Azerbaijan, Baku, May.26 / Trend F.Karimov/
The governor of the Iranian Central Bank Mahmoud Bahmani said that nothing more can be done to curb inflation, the Tasnim News Agency reported.
"The [inflation] rate is very high. But, what can we do? We did our best to reduce the inflation, but that was all we could do," he said.
Last year, the central bank paid 1,956 billion rials in financial facilities, 31.7 percent of which was paid to the production and industry sector, he noted.
Previously, Bahmani said that the country hopes to curb inflation through taking three financial policies.
Through selling bonds and gold coins, as well as through reducing liquidity, we hope to curb inflation, Mehr quoted Bahmani as saying.
Bahmani also said that gold has been purchased and reserved sufficiently for 15 years, and that there is no problem in this regard.
Some $3 billion has been injected to the Forex Center during the past month and $2 billion has been allocated to import staple foods, he noted.
The Tehran Forex center was officially inaugurated on September 24, 2012. It allows importers of goods to buy dollars at a rate 2 percent cheaper than the street rate at any given time.
Meanwhile, the government maintains an official reference rate of 12,260 rials to the dollar.
The Iranian government plans to use revenues from petrochemical sales and 14.5 percent of its oil revenues to provide dollars for the center, central bank governor Mahmoud Bahmani said in September 2012.
Iran's inflation rate reached 38.7 percent in the first month of the current Iranian calendar year (March 21-April 20), the Mehr News agency reported, citing the Iranian Statistics Center.
Inflation in Iran amounted to 25.4 percent on the average during the past Iranian calendar year.
The inflation rate increased from 21.8 percent in the first calendar month of Farvardin to 31.5 percent in the final month of Esfand, the report said.
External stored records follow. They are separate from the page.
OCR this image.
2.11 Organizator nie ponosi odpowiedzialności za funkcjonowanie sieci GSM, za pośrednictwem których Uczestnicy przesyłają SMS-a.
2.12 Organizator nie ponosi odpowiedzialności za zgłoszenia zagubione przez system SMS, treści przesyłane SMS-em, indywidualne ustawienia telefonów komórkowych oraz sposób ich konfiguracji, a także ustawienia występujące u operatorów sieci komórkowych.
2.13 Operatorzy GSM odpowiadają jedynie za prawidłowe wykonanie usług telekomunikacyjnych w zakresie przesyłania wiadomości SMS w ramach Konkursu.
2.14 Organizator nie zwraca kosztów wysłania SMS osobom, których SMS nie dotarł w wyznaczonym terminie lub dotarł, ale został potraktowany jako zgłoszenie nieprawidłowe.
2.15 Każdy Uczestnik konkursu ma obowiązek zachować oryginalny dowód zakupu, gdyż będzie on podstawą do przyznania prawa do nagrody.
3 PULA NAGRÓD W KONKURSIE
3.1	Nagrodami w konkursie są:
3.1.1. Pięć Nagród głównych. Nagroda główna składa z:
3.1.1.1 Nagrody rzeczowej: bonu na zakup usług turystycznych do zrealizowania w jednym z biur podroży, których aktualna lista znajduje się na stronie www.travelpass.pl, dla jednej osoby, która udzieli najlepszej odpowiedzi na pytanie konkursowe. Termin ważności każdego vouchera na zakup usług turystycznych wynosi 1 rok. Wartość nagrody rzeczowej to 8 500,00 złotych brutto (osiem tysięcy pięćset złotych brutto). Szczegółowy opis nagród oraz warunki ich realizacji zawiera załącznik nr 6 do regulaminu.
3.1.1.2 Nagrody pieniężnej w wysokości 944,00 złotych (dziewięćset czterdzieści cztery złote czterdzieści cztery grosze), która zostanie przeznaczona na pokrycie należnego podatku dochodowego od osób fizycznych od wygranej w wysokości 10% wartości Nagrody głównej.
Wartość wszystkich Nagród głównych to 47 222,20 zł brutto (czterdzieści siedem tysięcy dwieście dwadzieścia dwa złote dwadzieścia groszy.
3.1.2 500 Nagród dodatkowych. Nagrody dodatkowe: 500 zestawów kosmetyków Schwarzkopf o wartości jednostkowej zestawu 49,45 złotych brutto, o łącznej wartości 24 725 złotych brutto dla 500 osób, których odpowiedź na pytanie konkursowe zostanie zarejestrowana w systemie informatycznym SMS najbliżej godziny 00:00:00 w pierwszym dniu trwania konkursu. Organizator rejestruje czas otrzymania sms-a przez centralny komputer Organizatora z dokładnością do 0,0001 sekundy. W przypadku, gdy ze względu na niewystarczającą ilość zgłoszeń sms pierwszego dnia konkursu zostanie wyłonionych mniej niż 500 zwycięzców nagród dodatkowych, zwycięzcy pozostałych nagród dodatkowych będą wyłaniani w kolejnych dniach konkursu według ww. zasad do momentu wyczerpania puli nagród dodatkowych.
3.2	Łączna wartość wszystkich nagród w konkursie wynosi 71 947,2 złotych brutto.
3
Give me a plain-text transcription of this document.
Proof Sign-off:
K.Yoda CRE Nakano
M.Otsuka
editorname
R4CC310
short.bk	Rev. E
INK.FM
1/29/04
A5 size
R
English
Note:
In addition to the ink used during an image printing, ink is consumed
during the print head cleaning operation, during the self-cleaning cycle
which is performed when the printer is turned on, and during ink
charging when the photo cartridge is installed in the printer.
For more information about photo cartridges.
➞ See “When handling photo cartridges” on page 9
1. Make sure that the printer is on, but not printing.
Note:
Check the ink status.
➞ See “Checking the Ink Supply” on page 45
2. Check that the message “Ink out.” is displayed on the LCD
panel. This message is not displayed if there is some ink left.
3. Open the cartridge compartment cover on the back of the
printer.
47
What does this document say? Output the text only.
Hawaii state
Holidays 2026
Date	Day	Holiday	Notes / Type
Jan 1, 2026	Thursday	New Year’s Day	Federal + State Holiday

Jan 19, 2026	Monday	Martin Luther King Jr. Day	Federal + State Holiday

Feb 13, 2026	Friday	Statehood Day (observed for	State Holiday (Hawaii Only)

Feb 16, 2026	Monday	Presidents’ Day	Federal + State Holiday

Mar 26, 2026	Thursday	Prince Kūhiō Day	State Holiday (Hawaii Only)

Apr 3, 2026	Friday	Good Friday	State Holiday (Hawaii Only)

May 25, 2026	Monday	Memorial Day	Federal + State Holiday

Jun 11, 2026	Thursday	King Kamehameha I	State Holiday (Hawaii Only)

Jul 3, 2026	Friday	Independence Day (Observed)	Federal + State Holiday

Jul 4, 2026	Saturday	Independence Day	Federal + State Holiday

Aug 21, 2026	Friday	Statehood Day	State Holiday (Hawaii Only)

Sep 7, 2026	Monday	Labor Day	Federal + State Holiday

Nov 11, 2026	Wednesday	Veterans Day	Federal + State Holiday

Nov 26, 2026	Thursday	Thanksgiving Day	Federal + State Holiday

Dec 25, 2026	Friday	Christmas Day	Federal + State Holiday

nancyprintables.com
Growth in liquidity and foreign currency exchange rates were probably the main causes of inflation rise.
In December 2012, IRNA quoted Finance and Economic Affairs Minister Shamseddin Hosseini as saying that the Iranian administration has special plans to curb a probable surge in inflation during the final months of the current Iranian calendar year, ending on March 20, 2013.
As recent rises in prices on goods are in close relation with rises in foreign currency prices, so we should rein in foreign currency shocks, he added.
The International Monetary Fund said on April 16 that Iran's economy contracted by 1.9% in 2012 and is expected to shrink by 1.3% this year as it reels from the impact of Western sanctions.
The economy of the Islamic republic is, however, forecast to grow next year by 1.1%, the IMF said in its annual World Economic Outlook.